2.3 Accounting Enforcement

The EU’s supervisory organ is the European Securities and Market Authorities (ESMA).

ESMA’s mission is to work for the protection of investors on European markets. As part of this mission, ESMA has a supervisory role for certain aspects of the European law that covers companies that operate on a pan-European basis. In addition to this, ESMA also works to generate increased cooperation between different national supervisory bodies within the EU.

The enforcement of accounting regulations within the EU is managed on a national level, as opposed to on the EU level. This means that the enforcement practices and supervisory structure will vary quite substantially within the EU (ESMA, 2014).
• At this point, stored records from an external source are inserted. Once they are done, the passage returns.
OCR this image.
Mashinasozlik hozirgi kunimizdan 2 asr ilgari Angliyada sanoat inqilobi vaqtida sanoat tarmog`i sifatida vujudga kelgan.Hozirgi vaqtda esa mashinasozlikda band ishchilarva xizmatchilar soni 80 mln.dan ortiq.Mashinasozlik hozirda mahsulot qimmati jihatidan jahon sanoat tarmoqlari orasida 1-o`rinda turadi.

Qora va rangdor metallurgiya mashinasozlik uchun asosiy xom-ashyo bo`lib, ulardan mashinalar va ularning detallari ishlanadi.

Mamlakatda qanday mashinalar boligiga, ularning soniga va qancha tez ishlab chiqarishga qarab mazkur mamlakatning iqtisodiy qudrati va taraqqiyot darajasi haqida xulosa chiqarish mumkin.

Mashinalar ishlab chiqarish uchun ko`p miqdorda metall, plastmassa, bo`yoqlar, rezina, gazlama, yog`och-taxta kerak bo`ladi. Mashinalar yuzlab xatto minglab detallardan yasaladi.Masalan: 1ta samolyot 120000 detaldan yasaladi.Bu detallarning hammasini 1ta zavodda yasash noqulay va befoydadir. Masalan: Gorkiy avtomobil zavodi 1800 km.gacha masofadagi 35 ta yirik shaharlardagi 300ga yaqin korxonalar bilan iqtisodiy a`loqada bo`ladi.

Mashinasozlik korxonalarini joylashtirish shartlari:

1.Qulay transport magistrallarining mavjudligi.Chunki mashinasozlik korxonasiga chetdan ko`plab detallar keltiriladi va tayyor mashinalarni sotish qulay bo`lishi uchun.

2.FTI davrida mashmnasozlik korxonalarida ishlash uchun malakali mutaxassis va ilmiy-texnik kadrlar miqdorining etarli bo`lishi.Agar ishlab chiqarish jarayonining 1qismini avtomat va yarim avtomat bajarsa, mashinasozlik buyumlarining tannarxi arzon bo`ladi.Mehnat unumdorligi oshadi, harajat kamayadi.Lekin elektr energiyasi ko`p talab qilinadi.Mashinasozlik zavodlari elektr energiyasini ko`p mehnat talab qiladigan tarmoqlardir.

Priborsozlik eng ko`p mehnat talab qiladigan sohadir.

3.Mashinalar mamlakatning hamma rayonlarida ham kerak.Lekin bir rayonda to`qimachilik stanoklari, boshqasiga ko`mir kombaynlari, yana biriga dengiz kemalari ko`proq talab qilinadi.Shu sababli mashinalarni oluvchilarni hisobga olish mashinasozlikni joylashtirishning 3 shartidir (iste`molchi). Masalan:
Berger (2010) has looked at some of the different practices of European countries, of which some of the important factors will be outlined below. A first aspect to consider is the organization of the supervisory bodies. Most European countries have placed it upon the securities agency to enforce the regulations. Others, notably the UK and Ireland, have chosen to form privately held bodies responsible for the countries’ enforcement efforts. Countries, such as Sweden and Germany, have chosen to create a system which incorporates both a private and a public enforcement body. National enforcement bodies also differ in their mandate. The enforcers in, for instance, Denmark and France have the possibility to discuss difficult accounting questions with preparers before the financial statements have been published. Enforcers in Germany also have the responsibility of ensuring that a company’s IPO (Initial Public Offering) follow all the rules stated. Enforcers also have statutory access to different types of documents (such as budgets and protocols) in different countries. The examination from enforcers will also vary between the countries, with some investigating all listed companies every 3-4 years while other enforcers might take up to 6-7 years. The timeframe in which errors have to be identified also varies from country to country, with as low as six months up to an infinite timeframe. All of these factors, and more, causes the accounting enforcement within the EU to be quite varied and gives rise to a substantial enforcement arbitrage between European countries (Berger, 2010).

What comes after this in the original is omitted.